India should refuse UK development aid

India recently decided to declare the French Rafale as preferred bidder in its long-running order for 126 multi-role fighter jets. In doing so, the Rafale has trumped the only other fighter in the race – the Eurofighter Typhoon.

One would think that this decision would be received in the UK (one of four partnership in the Eurofighter consortium) with some reflection on why the bid lost out? Rather, it is leading to some fairly childish complaints emerging from the once great colonial power that suggest the UK hasn’t entirely gotten used to its new place in the world.

For one, comments from Britain’s politicians suggest that the Typhoon is actually the far better aircraft and the Indians are essentially idiots to pick the Rafale. It is hard to comment on which of the two are technically superior, but someone should tell David Cameroon that calling your prospective client an idiot is not the best way to get back in the game. Moreover, even the UK’s own analysts suggest the Typhoon may eventually be the better aircraft, but one that the Brits themselves don’t support at the moment. Then why should India?

The Brits go one further, asking how India has the temerity to accept millions in development aid and not reciprocating by giving the UK defence contracts worth several times as much.

Here’s why. For one, a little bit of aid does not a true ally make. The Calcutta Telegraph has an excellent article that highlights how, over the past several decades, it is the French and not the Brits that have stood by India in its time of need. Whether politics was a consideration in the final decision is hard to say, but again the Brits would do themselves a favor by looking at their own actions rather than blaming India for poor judgment.

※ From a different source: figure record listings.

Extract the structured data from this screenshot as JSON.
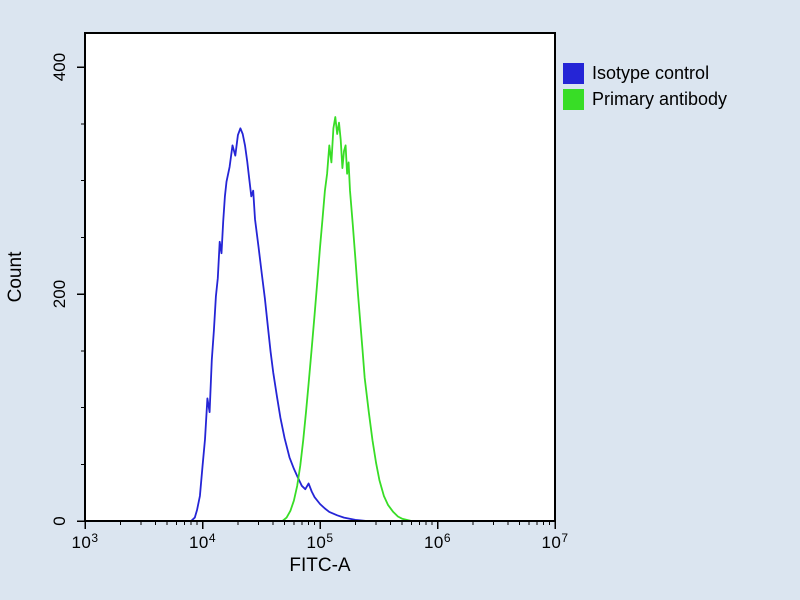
{
  "figure": {
    "background_color": "#dbe5f0",
    "plot_background": "#ffffff",
    "axis_color": "#000000",
    "text_color": "#000000"
  },
  "legend": {
    "items": [
      {
        "label": "Isotype control",
        "color": "#2525d6"
      },
      {
        "label": "Primary antibody",
        "color": "#38dd26"
      }
    ]
  },
  "chart_data": {
    "type": "line",
    "subtype": "flow-cytometry-histogram",
    "title": "",
    "xlabel": "FITC-A",
    "ylabel": "Count",
    "x_scale": "log10",
    "xlog_range": [
      3,
      7
    ],
    "ylim": [
      0,
      430
    ],
    "grid": false,
    "legend_position": "top-right-outside",
    "x_ticks": [
      {
        "value": 1000,
        "base": "10",
        "exp": "3"
      },
      {
        "value": 10000,
        "base": "10",
        "exp": "4"
      },
      {
        "value": 100000,
        "base": "10",
        "exp": "5"
      },
      {
        "value": 1000000,
        "base": "10",
        "exp": "6"
      },
      {
        "value": 10000000,
        "base": "10",
        "exp": "7"
      }
    ],
    "y_ticks": [
      {
        "value": 0,
        "label": "0"
      },
      {
        "value": 200,
        "label": "200"
      },
      {
        "value": 400,
        "label": "400"
      }
    ],
    "y_minor_ticks": [
      50,
      100,
      150,
      250,
      300,
      350
    ],
    "series": [
      {
        "name": "Isotype control",
        "color": "#2525d6",
        "peak": {
          "x": 21000,
          "y": 346
        },
        "points": [
          [
            8000,
            0
          ],
          [
            8600,
            3
          ],
          [
            9000,
            10
          ],
          [
            9500,
            22
          ],
          [
            10000,
            48
          ],
          [
            10500,
            72
          ],
          [
            11000,
            108
          ],
          [
            11500,
            96
          ],
          [
            12000,
            142
          ],
          [
            12500,
            168
          ],
          [
            13000,
            198
          ],
          [
            13500,
            214
          ],
          [
            14000,
            246
          ],
          [
            14500,
            236
          ],
          [
            15000,
            264
          ],
          [
            15500,
            286
          ],
          [
            16000,
            299
          ],
          [
            17000,
            312
          ],
          [
            18000,
            331
          ],
          [
            19000,
            322
          ],
          [
            20000,
            340
          ],
          [
            21000,
            346
          ],
          [
            22000,
            341
          ],
          [
            23000,
            331
          ],
          [
            24000,
            317
          ],
          [
            25000,
            301
          ],
          [
            26000,
            286
          ],
          [
            27000,
            291
          ],
          [
            28000,
            266
          ],
          [
            30000,
            241
          ],
          [
            32000,
            217
          ],
          [
            34000,
            196
          ],
          [
            36000,
            171
          ],
          [
            38000,
            149
          ],
          [
            40000,
            131
          ],
          [
            43000,
            110
          ],
          [
            46000,
            91
          ],
          [
            50000,
            73
          ],
          [
            55000,
            56
          ],
          [
            60000,
            46
          ],
          [
            65000,
            38
          ],
          [
            70000,
            31
          ],
          [
            75000,
            28
          ],
          [
            80000,
            33
          ],
          [
            85000,
            26
          ],
          [
            90000,
            21
          ],
          [
            100000,
            15
          ],
          [
            110000,
            11
          ],
          [
            120000,
            8
          ],
          [
            140000,
            5
          ],
          [
            160000,
            3
          ],
          [
            200000,
            1
          ],
          [
            250000,
            0
          ]
        ]
      },
      {
        "name": "Primary antibody",
        "color": "#38dd26",
        "peak": {
          "x": 135000,
          "y": 356
        },
        "points": [
          [
            48000,
            0
          ],
          [
            52000,
            3
          ],
          [
            56000,
            9
          ],
          [
            60000,
            18
          ],
          [
            64000,
            31
          ],
          [
            68000,
            49
          ],
          [
            72000,
            71
          ],
          [
            76000,
            96
          ],
          [
            80000,
            121
          ],
          [
            85000,
            152
          ],
          [
            90000,
            182
          ],
          [
            95000,
            212
          ],
          [
            100000,
            241
          ],
          [
            105000,
            266
          ],
          [
            110000,
            291
          ],
          [
            115000,
            306
          ],
          [
            120000,
            331
          ],
          [
            125000,
            316
          ],
          [
            130000,
            346
          ],
          [
            135000,
            356
          ],
          [
            140000,
            341
          ],
          [
            145000,
            351
          ],
          [
            150000,
            336
          ],
          [
            155000,
            311
          ],
          [
            160000,
            326
          ],
          [
            165000,
            331
          ],
          [
            170000,
            306
          ],
          [
            175000,
            316
          ],
          [
            180000,
            291
          ],
          [
            190000,
            261
          ],
          [
            200000,
            231
          ],
          [
            210000,
            201
          ],
          [
            220000,
            176
          ],
          [
            230000,
            151
          ],
          [
            240000,
            126
          ],
          [
            260000,
            96
          ],
          [
            280000,
            71
          ],
          [
            300000,
            51
          ],
          [
            320000,
            36
          ],
          [
            350000,
            22
          ],
          [
            380000,
            14
          ],
          [
            420000,
            8
          ],
          [
            460000,
            4
          ],
          [
            500000,
            2
          ],
          [
            600000,
            0
          ]
        ]
      }
    ]
  }
}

Second, the question of development aid is, in general, irrelevant to the fighter jet order. It cannot be denied that India can use help in poverty alleviation but to my knowledge, has never asked Britain for aid money. Indeed, it is India that does Britain a favor by allowing it to assuage its colonial, developed world guilt. Indeed, this may be a good time for India’s Prime Minister to preempt the British debate by banning aid from the UK. You keep your aid money, we will keep our freedom to make our own decisions, which we gained when you left the country in 1947. Fair trade.